Powers' Rangers, post-race.

The effects of the race were striking. I was afraid to sit down even when it was time to get in the car for fear of my muscles locking up. When I came home, I ate every protein-containing food in my house, then went to Chipotle with a friend and ordered a double meat burrito bowl. I ate the entire thing in about thirty seconds, and probably would have gone for two had the line not been too long. I came home and ate a peanut butter and jelly sandwich, then topped off my second dinner with a quesadilla. I felt so tired I literally could not watch TV because I couldn’t focus my eyes on the screen. I ended up going to bed at 8:30 and slept for ten hours without, as far as I can tell, moving or breathing. When I woke up the next day, I felt sore on the outside of my quads, which I didn’t know was even possible.

But hey. I do not whine.
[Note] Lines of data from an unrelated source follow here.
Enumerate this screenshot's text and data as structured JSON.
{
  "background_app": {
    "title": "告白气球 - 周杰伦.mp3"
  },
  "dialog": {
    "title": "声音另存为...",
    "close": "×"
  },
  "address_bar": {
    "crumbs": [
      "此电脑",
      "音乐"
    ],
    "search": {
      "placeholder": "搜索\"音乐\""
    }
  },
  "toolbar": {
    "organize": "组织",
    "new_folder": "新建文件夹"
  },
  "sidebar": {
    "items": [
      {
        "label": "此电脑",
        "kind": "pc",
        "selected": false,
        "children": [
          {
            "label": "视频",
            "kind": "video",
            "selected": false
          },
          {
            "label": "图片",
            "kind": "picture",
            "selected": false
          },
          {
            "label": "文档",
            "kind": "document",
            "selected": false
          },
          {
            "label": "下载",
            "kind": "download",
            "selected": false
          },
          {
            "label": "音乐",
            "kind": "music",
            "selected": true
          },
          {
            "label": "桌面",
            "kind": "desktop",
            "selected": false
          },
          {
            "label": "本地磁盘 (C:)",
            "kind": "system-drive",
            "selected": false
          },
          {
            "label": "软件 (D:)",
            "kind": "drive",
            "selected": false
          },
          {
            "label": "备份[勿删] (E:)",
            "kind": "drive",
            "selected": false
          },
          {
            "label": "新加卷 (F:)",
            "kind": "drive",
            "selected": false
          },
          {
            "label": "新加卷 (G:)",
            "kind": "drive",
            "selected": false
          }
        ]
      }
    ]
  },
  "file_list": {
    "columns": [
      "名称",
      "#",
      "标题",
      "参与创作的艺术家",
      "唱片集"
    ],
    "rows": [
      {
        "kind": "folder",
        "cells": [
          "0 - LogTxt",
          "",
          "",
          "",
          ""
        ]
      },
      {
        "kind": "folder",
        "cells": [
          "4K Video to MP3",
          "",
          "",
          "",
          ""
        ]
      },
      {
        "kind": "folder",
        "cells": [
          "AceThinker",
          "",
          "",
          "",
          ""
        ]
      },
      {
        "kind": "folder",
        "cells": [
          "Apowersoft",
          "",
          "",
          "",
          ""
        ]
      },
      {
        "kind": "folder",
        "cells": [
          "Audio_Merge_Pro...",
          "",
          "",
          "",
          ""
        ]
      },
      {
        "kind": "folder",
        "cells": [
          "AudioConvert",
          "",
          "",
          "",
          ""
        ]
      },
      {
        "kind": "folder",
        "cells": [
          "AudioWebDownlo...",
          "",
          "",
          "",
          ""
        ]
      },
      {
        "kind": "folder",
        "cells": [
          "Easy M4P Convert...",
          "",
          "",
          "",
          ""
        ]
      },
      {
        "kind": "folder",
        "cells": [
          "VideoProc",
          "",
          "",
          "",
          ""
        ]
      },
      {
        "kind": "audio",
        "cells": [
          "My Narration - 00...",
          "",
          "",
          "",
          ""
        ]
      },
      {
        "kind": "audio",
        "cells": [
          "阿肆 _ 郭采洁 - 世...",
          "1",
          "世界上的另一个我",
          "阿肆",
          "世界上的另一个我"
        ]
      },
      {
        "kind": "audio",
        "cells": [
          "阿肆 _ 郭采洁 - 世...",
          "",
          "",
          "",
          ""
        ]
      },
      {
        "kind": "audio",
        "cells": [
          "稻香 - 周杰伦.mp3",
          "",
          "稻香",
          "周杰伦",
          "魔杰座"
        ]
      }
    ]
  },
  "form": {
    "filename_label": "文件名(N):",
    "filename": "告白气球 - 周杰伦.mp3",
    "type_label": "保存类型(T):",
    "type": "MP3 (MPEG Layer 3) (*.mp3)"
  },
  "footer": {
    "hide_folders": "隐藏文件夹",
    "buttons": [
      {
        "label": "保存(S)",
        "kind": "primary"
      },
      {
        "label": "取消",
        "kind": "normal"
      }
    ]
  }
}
Kids whine.  LET’S DO IT AGAIN!!!!! HOO-RAH!

Next up? The Spartan Death Race.

(No, not really.)

7 thoughts on “Tough Mudder.

    • Thanks! For all my barely-concealed complaining, TM was an absolute blast. It’s been a long time since I’ve had that much fun. Enjoy it while it lasts!

  1. Your account was absolutely hilarious! Thanks for sharing. I’m going to attempt a marathon in 2 weeks, doing a Tough Mudder makes just running sound like a breeze!